Virology POCT has the potential to supplement the work of the main diagnostic laboratory, but it seems unlikely that they will be a replacement. Although the cost per test is greater at the moment, this could start to reduce if more healthcare organisations use them more widely. Evaluation of POCT in virology involves comparison of the test with the main laboratory EIA or multiplex PCR. These studies tend to include laboratory staff doing the tests, either in the laboratory itself or supervising others in the primary or secondary care setting. More work needs to be carried out to ensure that results are consistent when non-scientists implement the full process of sample collection, testing and reporting.

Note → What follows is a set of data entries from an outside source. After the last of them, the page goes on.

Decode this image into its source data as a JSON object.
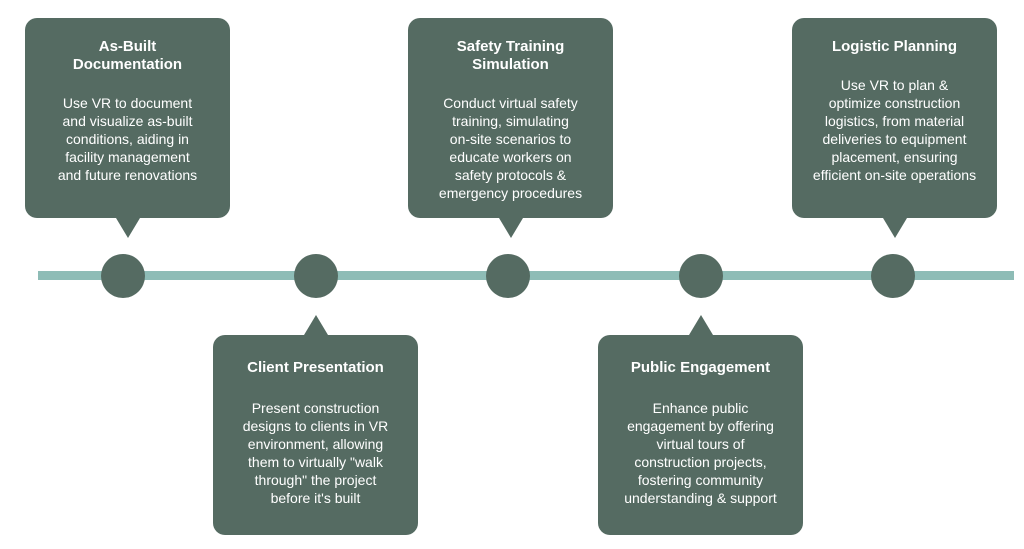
{
  "colors": {
    "card_background": "#556b62",
    "timeline_line": "#8ebcb6",
    "text": "#ffffff"
  },
  "milestones": [
    {
      "title": "As-Built\nDocumentation",
      "description": "Use VR to document\nand visualize as-built\nconditions, aiding in\nfacility management\nand future renovations"
    },
    {
      "title": "Client Presentation",
      "description": "Present construction\ndesigns to clients in VR\nenvironment, allowing\nthem to virtually \"walk\nthrough\" the project\nbefore it's built"
    },
    {
      "title": "Safety Training\nSimulation",
      "description": "Conduct virtual safety\ntraining, simulating\non-site scenarios to\neducate workers on\nsafety protocols &\nemergency procedures"
    },
    {
      "title": "Public Engagement",
      "description": "Enhance public\nengagement by offering\nvirtual tours of\nconstruction projects,\nfostering community\nunderstanding & support"
    },
    {
      "title": "Logistic Planning",
      "description": "Use VR to plan &\noptimize construction\nlogistics, from material\ndeliveries to equipment\nplacement, ensuring\nefficient on-site operations"
    }
  ]
}
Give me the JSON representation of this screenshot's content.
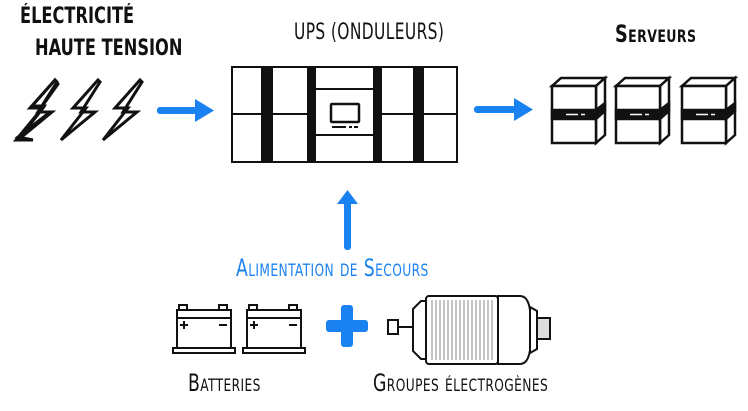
{
  "labels": {
    "source": [
      "Électricité",
      "haute tension"
    ],
    "ups": "UPS (onduleurs)",
    "servers": "Serveurs",
    "backup": "Alimentation de Secours",
    "batteries": "Batteries",
    "generators": "Groupes électrogènes"
  },
  "colors": {
    "accent": "#1a82f0",
    "ink": "#111111"
  },
  "icons": {
    "lightning": "lightning-bolt-icon",
    "ups": "ups-cabinet-icon",
    "server": "server-icon",
    "battery": "battery-icon",
    "generator": "generator-icon",
    "plus": "plus-icon",
    "arrow": "arrow-icon"
  }
}
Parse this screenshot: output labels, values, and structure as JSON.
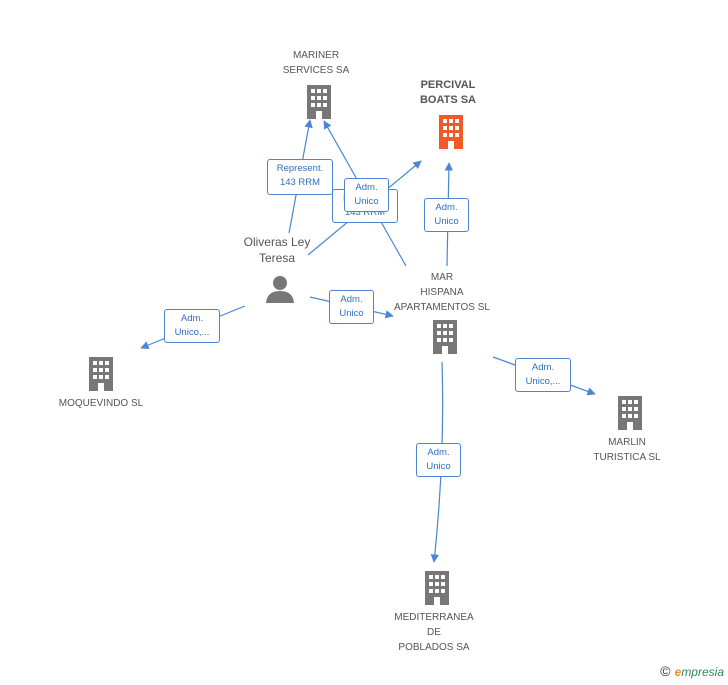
{
  "nodes": {
    "mariner": {
      "line1": "MARINER",
      "line2": "SERVICES SA"
    },
    "percival": {
      "line1": "PERCIVAL",
      "line2": "BOATS SA"
    },
    "person": {
      "line1": "Oliveras Ley",
      "line2": "Teresa"
    },
    "marhispana": {
      "line1": "MAR",
      "line2": "HISPANA",
      "line3": "APARTAMENTOS SL"
    },
    "moquevindo": {
      "line1": "MOQUEVINDO SL"
    },
    "marlin": {
      "line1": "MARLIN",
      "line2": "TURISTICA SL"
    },
    "mediterranea": {
      "line1": "MEDITERRANEA",
      "line2": "DE",
      "line3": "POBLADOS SA"
    }
  },
  "edges": {
    "represent": {
      "line1": "Represent.",
      "line2": "143 RRM"
    },
    "represent_hidden": {
      "line1": "R",
      "line2": "143 RRM"
    },
    "adm_unico_mariner": {
      "line1": "Adm.",
      "line2": "Unico"
    },
    "adm_unico_percival": {
      "line1": "Adm.",
      "line2": "Unico"
    },
    "adm_unico_marhispana": {
      "line1": "Adm.",
      "line2": "Unico"
    },
    "adm_unico_moquevindo": {
      "line1": "Adm.",
      "line2": "Unico,..."
    },
    "adm_unico_marlin": {
      "line1": "Adm.",
      "line2": "Unico,..."
    },
    "adm_unico_mediterranea": {
      "line1": "Adm.",
      "line2": "Unico"
    }
  },
  "colors": {
    "edge": "#4a86d4",
    "building": "#777777",
    "building_main": "#f05a28",
    "person": "#777777"
  },
  "brand": {
    "copyright": "©",
    "first_letter": "e",
    "rest": "mpresia"
  }
}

Key areas to consider are training of colleagues and quality assurance of the reagents and equipment. Another issue is how to make sure that any POCT results are recorded accurately in the patient’s notes and are communicated to the laboratory promptly. This is particularly important when follow-up laboratory tests are required. It is clear that POCT devices could be used in more settings and they are being refined using methods such as microfluidic technology (which uses paper instead of cellulose and a smartphone application to analyse the results). However, it is important to note that scientific advances in the main laboratory continue and have recently brought the powerful tool of next generation sequencing. This reveals information about the whole genome of each pathogen in the patient’s sample rather than just detecting a small section. Thus it provides data that will enhance patient care and management in different ways.